Stagflation Picture from the Fed FOMC Minutes: What to Expect?
Fast forward two weeks after that meeting: Trump dropped a bombshell, announcing new tariffs on a wide range of countries, far more aggressive than many had predicted. These new tariffs dramatically increased the average tax rate on goods coming into the US, jumping from around 2.5% to a hefty 25% or even higher. The immediate reaction was a significant downturn in stock markets across the globe.
Considering this timeline, the minutes we’re about to see might not fully capture the true extent of policymaker worries, especially as they likely intensified after April 2nd in response to these tariffs.
However, these minutes are still valuable. They typically offer crucial insights into the economic predictions made by Fed staff and the various economic scenarios they were considering. Importantly, they can also reveal the level of conviction policymakers held regarding different aspects of the economic future.
Analysts at the consulting firm led by former Fed Governor Larry Meyer suggest that the last meeting essentially established a baseline – a point of reference from which to measure how Trump’s policy changes might alter previous economic forecasts.
Fed’s Economic Outlook: Balancing Act Between Stagnation and Recession
Looking at the economic data from March, the unemployment rate ticked up slightly to 4.2%, a bit higher than the month before. Interestingly, this increase wasn’t due to job losses; businesses actually added over 200,000 jobs, which was the primary factor pushing the unemployment rate up.
The Federal Reserve’s preferred inflation gauge, the Personal Consumption Expenditures Price Index, showed a 2.5% increase over the year in February. That’s only half a percentage point above the central bank’s 2% inflation target.
However, inflation had remained relatively steady since September, and now these new tariffs were looming just on the horizon. There are even early indications that increased demand for cars, imported wines, and other goods slated to be taxed might be starting to ripple through the economy.

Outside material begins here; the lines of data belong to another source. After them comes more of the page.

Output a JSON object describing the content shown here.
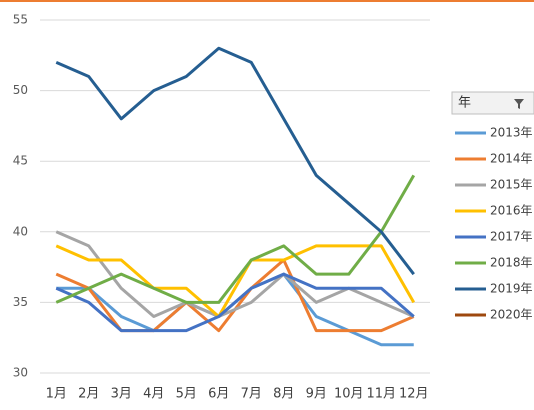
{
  "chart_data": {
    "type": "line",
    "categories": [
      "1月",
      "2月",
      "3月",
      "4月",
      "5月",
      "6月",
      "7月",
      "8月",
      "9月",
      "10月",
      "11月",
      "12月"
    ],
    "ylim": [
      30,
      55
    ],
    "yticks": [
      30,
      35,
      40,
      45,
      50,
      55
    ],
    "grid": true,
    "legend_title": "年",
    "legend": "right",
    "series": [
      {
        "name": "2013年",
        "color": "#5b9bd5",
        "values": [
          36,
          36,
          34,
          33,
          35,
          34,
          36,
          37,
          34,
          33,
          32,
          32
        ]
      },
      {
        "name": "2014年",
        "color": "#ed7d31",
        "values": [
          37,
          36,
          33,
          33,
          35,
          33,
          36,
          38,
          33,
          33,
          33,
          34
        ]
      },
      {
        "name": "2015年",
        "color": "#a5a5a5",
        "values": [
          40,
          39,
          36,
          34,
          35,
          34,
          35,
          37,
          35,
          36,
          35,
          34
        ]
      },
      {
        "name": "2016年",
        "color": "#ffc000",
        "values": [
          39,
          38,
          38,
          36,
          36,
          34,
          38,
          38,
          39,
          39,
          39,
          35
        ]
      },
      {
        "name": "2017年",
        "color": "#4472c4",
        "values": [
          36,
          35,
          33,
          33,
          33,
          34,
          36,
          37,
          36,
          36,
          36,
          34
        ]
      },
      {
        "name": "2018年",
        "color": "#70ad47",
        "values": [
          35,
          36,
          37,
          36,
          35,
          35,
          38,
          39,
          37,
          37,
          40,
          44
        ]
      },
      {
        "name": "2019年",
        "color": "#255e91",
        "values": [
          52,
          51,
          48,
          50,
          51,
          53,
          52,
          48,
          44,
          42,
          40,
          37
        ]
      },
      {
        "name": "2020年",
        "color": "#9e480e",
        "values": [
          null,
          null,
          null,
          null,
          null,
          null,
          null,
          null,
          null,
          null,
          null,
          null
        ]
      }
    ]
  }
}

Now, the Fed faces a tricky task: trying to decipher a clear macroeconomic signal from a period likely filled with conflicting noise. Some key prices, like gasoline, might fall due to reduced demand, while others, particularly for many imported goods, could rise because of the tariffs. Adding another layer of complexity, the recent stock market slump could dampen consumer spending in the longer term.
Experts believe that monetary policy could be in for a period of slow adjustments, followed by potentially rapid shifts, as the Fed waits for clarity on whether Trump’s tariffs and other policy changes will primarily drive up prices, slow down growth, or create a combination of both. This uncertainty echoes the Fed chairman’s own statements, emphasizing that their future actions are heavily contingent on Trump’s policy decisions.
Samuel Tombs, Chief US Economist at Pantheon Macroeconomics, noted on Tuesday that declining oil and gas prices, along with a 30% decrease in shipping costs since February, should offset about a quarter of the negative impact that tariffs will have on after-tax household income.
However, the stock market downturn has already wiped out a staggering $5.5 trillion in market value for US households since the end of last year. This wealth destruction could translate into a significant drop in consumer spending, potentially as much as $140 billion.